Other antibiotics inhibit protein synthesis on all ribosomes (puromycin) or only on those of eukaryotic cells (cycloheximide). Puromycin (Figure 1) is a structural analog of tyrosinyl-tRNA. Puromycin is incorporated via the A site on the ribosome into the carboxyl terminal position of a peptide but causes the premature release of the polypeptide. Puromycin, as a tyrosinyl-tRNA analog, effectively inhibits protein synthesis in both prokaryotes and eukaryotes. Cycloheximide inhibits peptidyl transferase in the 60S ribosomal subunit in eukaryotes, presumably by binding to an rRNA component.

Fig1. The comparative structures of the antibiotic puromycin (top) and the 3′ terminal portion of tyrosinyl-tRNA (bottom).
Diphtheria toxin, an exotoxin of Corynebacterium diphtheriae infected with a specific lysogenic phage, catalyzes the ADP-ribosylation of EF-2 on the unique amino acid diphthamide (a posttranslationally modified version of histidine) in mammalian cells. This modification inactivates EF-2 and thereby specifically inhibits mammalian protein synthesis. Many animals (eg, mice) are resistant to diphtheria toxin.
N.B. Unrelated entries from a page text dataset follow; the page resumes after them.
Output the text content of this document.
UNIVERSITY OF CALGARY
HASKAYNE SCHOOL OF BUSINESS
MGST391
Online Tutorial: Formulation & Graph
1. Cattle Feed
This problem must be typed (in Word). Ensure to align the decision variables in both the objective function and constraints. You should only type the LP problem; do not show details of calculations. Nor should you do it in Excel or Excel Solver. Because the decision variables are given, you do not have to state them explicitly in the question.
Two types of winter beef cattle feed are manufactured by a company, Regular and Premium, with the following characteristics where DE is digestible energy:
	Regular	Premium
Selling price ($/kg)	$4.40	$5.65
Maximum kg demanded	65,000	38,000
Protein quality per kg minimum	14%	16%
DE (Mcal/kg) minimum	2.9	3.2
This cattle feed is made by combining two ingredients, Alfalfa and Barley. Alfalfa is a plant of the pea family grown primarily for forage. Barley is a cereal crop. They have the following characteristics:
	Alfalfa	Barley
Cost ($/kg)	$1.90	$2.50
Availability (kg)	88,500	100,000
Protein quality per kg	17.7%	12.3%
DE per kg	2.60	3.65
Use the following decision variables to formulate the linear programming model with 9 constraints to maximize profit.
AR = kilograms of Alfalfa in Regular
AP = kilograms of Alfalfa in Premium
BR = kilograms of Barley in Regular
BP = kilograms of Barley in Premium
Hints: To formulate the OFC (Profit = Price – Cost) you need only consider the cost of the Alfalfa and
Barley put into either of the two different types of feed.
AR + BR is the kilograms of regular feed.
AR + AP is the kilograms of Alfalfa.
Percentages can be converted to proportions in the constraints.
This resistance is due to inability of diphtheria toxin to cross the cell membrane rather than to insensitivity of mouse EF-2 to diphtheria toxin-catalyzed ADP-ribosylation by NAD.
Ricin, an extremely toxic molecule isolated from the castor bean, inactivates eukaryotic 28S ribosomal RNA by catalyzing the N-glycolytic cleavage or removal of a single adenine.
Many of these compounds—puromycin and cycloheximide in particular—are not clinically useful but have been important in the laboratory as a tool to elucidate the role of protein synthesis in the regulation of metabolic processes, particularly enzyme induction by hormones.